Saturday, September 27, 2008

THE BLUNTNESS OF THE REALITY SMACKS ME DEAD INMY FACE!!

http://research.stlouisfed.org/publications/usfd/page3.pdf Please go HERE, follow link and then come back.....OK, I'll wait

Here is definition of what you are looking at (investopedia)

The total amount of a currency that is either circulated in the hands of the public or in the commercial bank deposits held in the central bank's reserves. This measure of the money supply typically only includes the most liquid currencies.

from Lou Rockwell :The adjusted monetary base is the only monetary aggregate that the FED controls directly.

and this
monetary base
sum of reserve accounts of financial institutions at Federal Reserve Banks, currency in circulation (currency held by the public and in the vaults of depository institutions). The major source of the adjusted monetary base is federal reserve credit. The monetary base, as the ultimate source of the nation's money supply, is controllable, at least to some degree, by Federal Reserve monetary policy. The adjusted monetary base data is compiled weekly by the Federal Reserve Board and the Federal Reserve Bank of St. Louis, and is adjusted seasonally.


**The current direction of Bubble-sustaining policymaking goes the wrong direction in almost all aspects. At some point, the markets will recognize this Bubble Predicament, setting the stage for a very problematic crisis of confidence for the dollar and our federal debt markets.

Doug Noland **
The Credit Bubble Bulletin PrudentBear.com

**OK you with me? You understand what it is? Have you looked BACK at the chart from the LINK I provided?

Does that not make you STOP, take notice and drop your JAW? the trajectory, we are talking about a MASSIVE amount of money....more than EVER BEFORE in this short period of time, maybe more than in any given year...in just a short week.

This is no accident, and when you consider that EVERYTHING HAS SEIZED UP, that a HISTORIC amount of liquidity (or attempt thereof) has not been able to BUDGE the damn thing, that we still TEETER on the edge of a financial abys.....DOES THE SEVERITY and SERIOUSNESS OF IT ALL COME THRU TO YOU?

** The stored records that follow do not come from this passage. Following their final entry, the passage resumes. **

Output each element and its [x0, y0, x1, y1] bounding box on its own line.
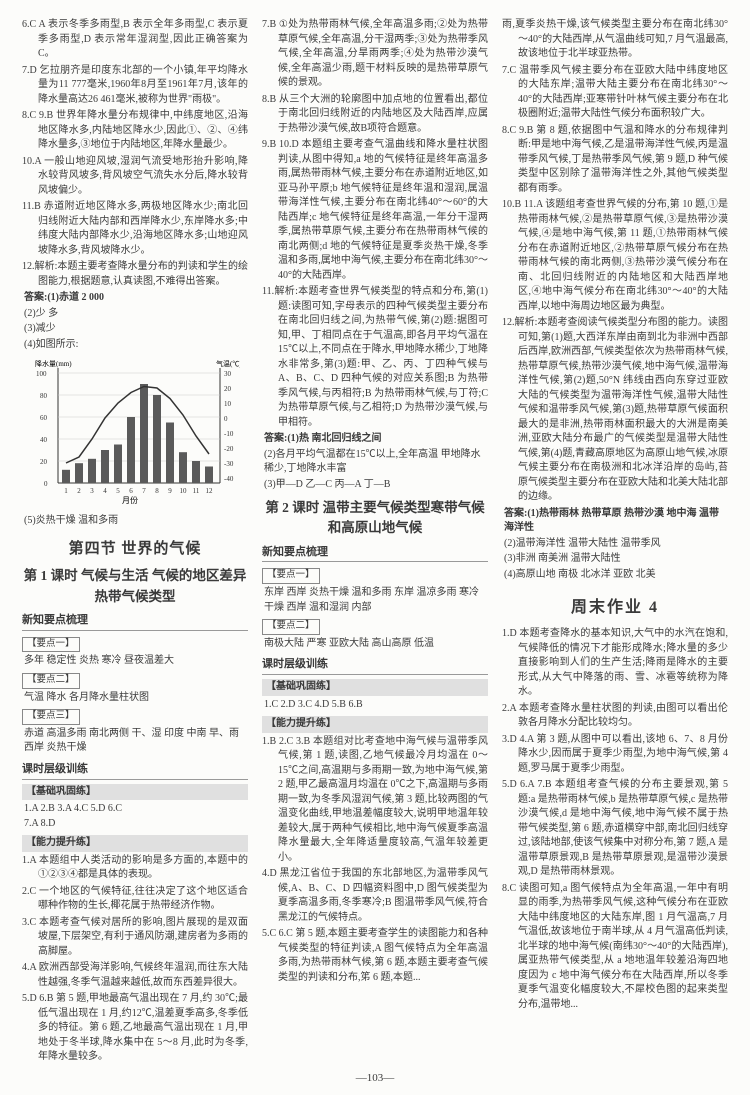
svg-text:20: 20 — [224, 385, 232, 393]
answer-line: (2)温带海洋性 温带大陆性 温带季风 — [502, 537, 728, 552]
item: 11.解析:本题考查世界气候类型的特点和分布,第(1)题:读图可知,字母表示的四… — [262, 285, 488, 430]
svg-text:10: 10 — [224, 400, 232, 408]
svg-text:100: 100 — [36, 370, 47, 378]
svg-text:5: 5 — [116, 487, 120, 495]
svg-text:40: 40 — [40, 436, 48, 444]
item: 2.C 一个地区的气候特征,往往决定了这个地区适合哪种作物的生长,椰花属于热带经… — [22, 885, 248, 914]
column-3: 雨,夏季炎热干燥,该气候类型主要分布在南北纬30°～40°的大陆西岸,从气温曲线… — [502, 18, 728, 1067]
svg-text:-20: -20 — [224, 445, 234, 453]
item: 3.D 4.A 第 3 题,从图中可以看出,该地 6、7、8 月份降水少,因而属… — [502, 733, 728, 777]
item: 2.A 本题考查降水量柱状图的判读,由图可以看出伦敦各月降水分配比较均匀。 — [502, 702, 728, 731]
sub-header: 新知要点梳理 — [22, 613, 248, 631]
answer-line: (2)少 多 — [22, 307, 248, 322]
lesson-title: 第 2 课时 温带主要气候类型寒带气候和高原山地气候 — [262, 498, 488, 539]
answer-line: (4)如图所示: — [22, 338, 248, 353]
item: 雨,夏季炎热干燥,该气候类型主要分布在南北纬30°～40°的大陆西岸,从气温曲线… — [502, 18, 728, 62]
svg-text:8: 8 — [155, 487, 159, 495]
item: 4.A 欧洲西部受海洋影响,气候终年温润,而往东大陆性越强,冬季气温越来越低,故… — [22, 961, 248, 990]
svg-text:-40: -40 — [224, 475, 234, 483]
answer-line: (4)高原山地 南极 北冰洋 亚欧 北美 — [502, 568, 728, 583]
svg-text:20: 20 — [40, 458, 48, 466]
item: 12.解析:本题主要考查降水量分布的判读和学生的绘图能力,根据题意,认真读图,不… — [22, 260, 248, 289]
point-label: 【要点二】 — [22, 673, 80, 689]
answer-line: (3)甲—D 乙—C 丙—A 丁—B — [262, 478, 488, 493]
item: 7.B ①处为热带雨林气候,全年高温多雨;②处为热带草原气候,全年高温,分干湿两… — [262, 18, 488, 91]
item: 7.C 温带季风气候主要分布在亚欧大陆中纬度地区的大陆东岸;温带大陆主要分布在南… — [502, 64, 728, 122]
svg-text:-10: -10 — [224, 430, 234, 438]
climate-chart: 降水量(mm) 气温(℃) 0 20 40 60 80 100 30 20 10… — [30, 358, 240, 508]
item: 9.B 10.D 本题组主要考查气温曲线和降水量柱状图判读,从图中得知,a 地的… — [262, 138, 488, 283]
answer-line: (3)减少 — [22, 322, 248, 337]
item: 10.A 一般山地迎风坡,湿润气流受地形抬升影响,降水较背风坡多,背风坡空气流失… — [22, 155, 248, 199]
sub-header: 课时层级训练 — [262, 657, 488, 675]
item: 1.B 2.C 3.B 本题组对比考查地中海气候与温带季风气候,第 1 题,读图… — [262, 735, 488, 866]
item: 1.D 本题考查降水的基本知识,大气中的水汽在饱和,气候降低的情况下才能形成降水… — [502, 627, 728, 700]
answers: 1.A 2.B 3.A 4.C 5.D 6.C 7.A 8.D — [22, 802, 248, 831]
sub-header: 新知要点梳理 — [262, 545, 488, 563]
weekend-title: 周末作业 4 — [502, 596, 728, 619]
gray-header: 【能力提升练】 — [262, 716, 488, 733]
svg-text:-30: -30 — [224, 460, 234, 468]
point-text: 东岸 西岸 炎热干燥 温和多雨 东岸 温凉多雨 寒冷干燥 西岸 温和湿润 内部 — [262, 586, 488, 615]
item: 5.D 6.A 7.B 本题组考查气候的分布主要景观,第 5 题:a 是热带雨林… — [502, 778, 728, 880]
gray-header: 【能力提升练】 — [22, 835, 248, 852]
point-text: 多年 稳定性 炎热 寒冷 昼夜温差大 — [22, 654, 248, 669]
svg-text:11: 11 — [193, 487, 200, 495]
answer-line: 答案:(1)赤道 2 000 — [22, 291, 248, 306]
answer-line: 答案:(1)热带雨林 热带草原 热带沙漠 地中海 温带海洋性 — [502, 507, 728, 536]
chart-caption: (5)炎热干燥 温和多雨 — [22, 514, 248, 529]
gray-header: 【基础巩固练】 — [262, 679, 488, 696]
item: 8.C 读图可知,a 图气候特点为全年高温,一年中有明显的雨季,为热带季风气候,… — [502, 882, 728, 1013]
svg-text:10: 10 — [180, 487, 188, 495]
lesson-title: 第 1 课时 气候与生活 气候的地区差异 热带气候类型 — [22, 566, 248, 607]
point-label: 【要点一】 — [262, 568, 320, 584]
point-label: 【要点二】 — [262, 619, 320, 635]
column-2: 7.B ①处为热带雨林气候,全年高温多雨;②处为热带草原气候,全年高温,分干湿两… — [262, 18, 488, 1067]
item: 12.解析:本题考查阅读气候类型分布图的能力。读图可知,第(1)题,大西洋东岸由… — [502, 316, 728, 505]
item: 1.A 本题组中人类活动的影响是多方面的,本题中的①②③④都是具体的表现。 — [22, 854, 248, 883]
svg-text:0: 0 — [224, 415, 228, 423]
svg-text:3: 3 — [90, 487, 94, 495]
svg-text:30: 30 — [224, 370, 232, 378]
item: 3.C 本题考查气候对居所的影响,图片展现的是双面坡屋,下层架空,有利于通风防潮… — [22, 916, 248, 960]
item: 5.C 6.C 第 5 题,本题主要考查学生的读图能力和各种气候类型的特征判读,… — [262, 927, 488, 985]
item: 8.C 9.B 第 8 题,依据图中气温和降水的分布规律判断:甲是地中海气候,乙… — [502, 124, 728, 197]
item: 8.C 9.B 世界年降水量分布规律中,中纬度地区,沿海地区降水多,内陆地区降水… — [22, 109, 248, 153]
page-columns: 6.C A 表示冬季多雨型,B 表示全年多雨型,C 表示夏季多雨型,D 表示常年… — [22, 18, 728, 1067]
svg-text:0: 0 — [44, 480, 48, 488]
answer-line: (2)各月平均气温都在15℃以上,全年高温 甲地降水稀少,丁地降水丰富 — [262, 448, 488, 477]
item: 10.B 11.A 该题组考查世界气候的分布,第 10 题,①是热带雨林气候,②… — [502, 198, 728, 314]
item: 11.B 赤道附近地区降水多,两极地区降水少;南北回归线附近大陆内部和西岸降水少… — [22, 200, 248, 258]
point-label: 【要点一】 — [22, 637, 80, 653]
svg-text:60: 60 — [40, 414, 48, 422]
item: 7.D 乞拉朋齐是印度东北部的一个小镇,年平均降水量为11 777毫米,1960… — [22, 64, 248, 108]
answers: 1.C 2.D 3.C 4.D 5.B 6.B — [262, 698, 488, 713]
answer-line: 答案:(1)热 南北回归线之间 — [262, 432, 488, 447]
svg-text:7: 7 — [142, 487, 146, 495]
point-text: 赤道 高温多雨 南北两侧 干、湿 印度 中南 早、雨 西岸 炎热干燥 — [22, 727, 248, 756]
point-text: 气温 降水 各月降水量柱状图 — [22, 691, 248, 706]
svg-text:2: 2 — [77, 487, 81, 495]
point-text: 南极大陆 严寒 亚欧大陆 高山高原 低温 — [262, 637, 488, 652]
section-title: 第四节 世界的气候 — [22, 539, 248, 561]
item: 8.B 从三个大洲的轮廓图中加点地的位置看出,都位于南北回归线附近的内陆地区及大… — [262, 93, 488, 137]
answer-line: (3)非洲 南美洲 温带大陆性 — [502, 552, 728, 567]
svg-text:月份: 月份 — [122, 495, 138, 505]
item: 5.D 6.B 第 5 题,甲地最高气温出现在 7 月,约 30℃;最低气温出现… — [22, 992, 248, 1065]
svg-text:1: 1 — [64, 487, 68, 495]
svg-text:80: 80 — [40, 392, 48, 400]
svg-text:9: 9 — [168, 487, 172, 495]
svg-text:气温(℃): 气温(℃) — [216, 359, 240, 368]
svg-text:6: 6 — [129, 487, 133, 495]
svg-text:4: 4 — [103, 487, 107, 495]
svg-text:12: 12 — [206, 487, 214, 495]
gray-header: 【基础巩固练】 — [22, 784, 248, 801]
column-1: 6.C A 表示冬季多雨型,B 表示全年多雨型,C 表示夏季多雨型,D 表示常年… — [22, 18, 248, 1067]
svg-text:降水量(mm): 降水量(mm) — [35, 359, 72, 368]
item: 6.C A 表示冬季多雨型,B 表示全年多雨型,C 表示夏季多雨型,D 表示常年… — [22, 18, 248, 62]
sub-header: 课时层级训练 — [22, 762, 248, 780]
point-label: 【要点三】 — [22, 709, 80, 725]
page-number: —103— — [0, 1071, 750, 1087]
item: 4.D 黑龙江省位于我国的东北部地区,为温带季风气候,A、B、C、D 四幅资料图… — [262, 867, 488, 925]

The U.S Mint said Thursday it was temporarily suspending sales of American Buffalo 24-karat gold one-ounce bullion coins because strong demand depleted its inventory.

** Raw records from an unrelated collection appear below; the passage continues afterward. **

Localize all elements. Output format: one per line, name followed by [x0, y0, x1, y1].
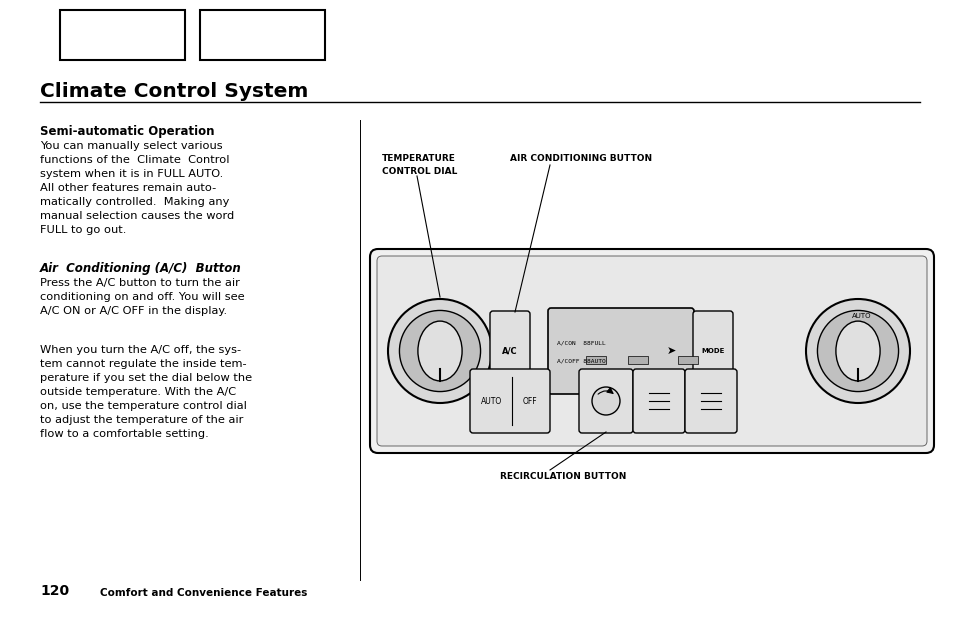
FancyBboxPatch shape	[633, 369, 684, 433]
Text: AUTO: AUTO	[481, 396, 502, 406]
Bar	[678, 356, 698, 364]
Text: Climate Control System: Climate Control System	[40, 82, 308, 101]
Ellipse shape	[835, 321, 880, 381]
Circle shape	[592, 387, 619, 415]
Text: 120: 120	[40, 584, 69, 598]
Text: When you turn the A/C off, the sys-
tem cannot regulate the inside tem-
perature: When you turn the A/C off, the sys- tem …	[40, 345, 252, 439]
Ellipse shape	[417, 321, 461, 381]
FancyBboxPatch shape	[684, 369, 737, 433]
Text: MODE: MODE	[700, 348, 724, 354]
FancyBboxPatch shape	[470, 369, 550, 433]
Text: CONTROL DIAL: CONTROL DIAL	[381, 167, 456, 176]
Text: RECIRCULATION BUTTON: RECIRCULATION BUTTON	[499, 472, 626, 481]
Circle shape	[399, 311, 480, 392]
FancyBboxPatch shape	[578, 369, 633, 433]
Text: Comfort and Convenience Features: Comfort and Convenience Features	[100, 588, 307, 598]
Text: A/CON  88FULL: A/CON 88FULL	[557, 340, 605, 345]
Text: A/COFF 88AUTO: A/COFF 88AUTO	[557, 358, 605, 364]
Text: Air  Conditioning (A/C)  Button: Air Conditioning (A/C) Button	[40, 262, 241, 275]
Text: TEMPERATURE: TEMPERATURE	[381, 154, 456, 163]
Circle shape	[817, 311, 898, 392]
Bar	[627, 356, 647, 364]
Text: AIR CONDITIONING BUTTON: AIR CONDITIONING BUTTON	[510, 154, 652, 163]
Text: A/C: A/C	[501, 346, 517, 355]
Text: OFF: OFF	[522, 396, 537, 406]
Text: Press the A/C button to turn the air
conditioning on and off. You will see
A/C O: Press the A/C button to turn the air con…	[40, 278, 244, 316]
FancyBboxPatch shape	[547, 308, 693, 394]
FancyBboxPatch shape	[370, 249, 933, 453]
Bar	[200, 10, 325, 60]
FancyBboxPatch shape	[490, 311, 530, 391]
Circle shape	[388, 299, 492, 403]
Circle shape	[805, 299, 909, 403]
Text: ➤: ➤	[665, 346, 675, 356]
Bar	[60, 10, 185, 60]
FancyBboxPatch shape	[692, 311, 732, 391]
Text: You can manually select various
functions of the  Climate  Control
system when i: You can manually select various function…	[40, 141, 234, 235]
Bar	[585, 356, 605, 364]
Text: AUTO: AUTO	[851, 312, 871, 319]
FancyBboxPatch shape	[376, 256, 926, 446]
Text: Semi-automatic Operation: Semi-automatic Operation	[40, 125, 214, 138]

All in, the funds have lost around $1 billion this year, a figure that includes $270 million of personal losses. "It's my toughest run in 10 years," said Mr. Pickens, a former geologist who earned billions by building an oil company and investing in energy. "We missed the turn in the market, there's nothing fun about it."

WEBSITE FOR ARTICLES http://new.goldmau.com/index.php

SOUND FAMILIAR : First, look at the bank crisis in the making. Despite a government fix-up job in 1998 and 1999, Japan's banks are still larded with old nonperforming loans just as the economy slows down again, only two years after a recession.
http://www.businessweek.com/2001/01_05/b3717163.htm YEAR 2001 !!
Perversely, the banks are creating the conditions for a market panic. One by one, they're unloading shares from the stock portfolios they have hoarded for years. Why? They need money,

As I am not sure there is anything that can be done.....it's just to big.

list of 2008 bANK fAILURES! http://www.fdic.gov/bank/historical/bank/index.html listed by month
indy mac bank
Fannie
Freddie
AGI
Bear Sterns
COuntry wide
Lehman Bros
Merryl Lynch
Wash Mutual (largest Bank failure EVER!)
Hedge Funds liquidating http://www.hedgeco.net/news/category/closing-hedge-funds/
Money market troubleshttp://www.sfgate.com/cgi-bin/article.cgi?f=/n/a/2008/09/23/financial/f123622D71.DTL
HOME FORECLOSURES http://www.sfgate.com/cgi-bin/article.cgi?f=/c/a/2008/09/25/BUBL134FO3.DTL and how Indy MAc mortgage holders were treated
$700B Bailout effort (largest in history)
Credit Card debt surging
No savings
Home Values declining
Banks not lending
Wall Street forever changed
BEAR MARKET

SO...how's your day going?

D

2 comments:

Jason said...

The Fed has 1 trillion dollars in US securities from their bank members on hand earning 6%. As you know the share holders get 6% as a dividend from the US although we pay 0.13% for a 30 day note holder.

nomedals.blogspot.com

Anonymous said...

Well, they have spent a lot of their holdings already on foul assets....semms like a bottomless pit. yup we get pitiful return (but do get RETURN) how we stoke bond bubble....when iT bursts int rates will defy logic.

This is FEDERAL BAILOUT (not FED RESERVE)but think of the credit markets, how and where the money will be created.....well I suspect though anticipated a DEAL will of ANY kind will be seen AT FIRST as good thing....Sunday PM futures will be first place I look and Asian mkts

I will be looking carefully at the quality of any rally...rumor bought...news sold again?

As I do not think Bear is over or this can kill it, I would accept a temp stay of execution....but still find it very dangerous and one tough to play.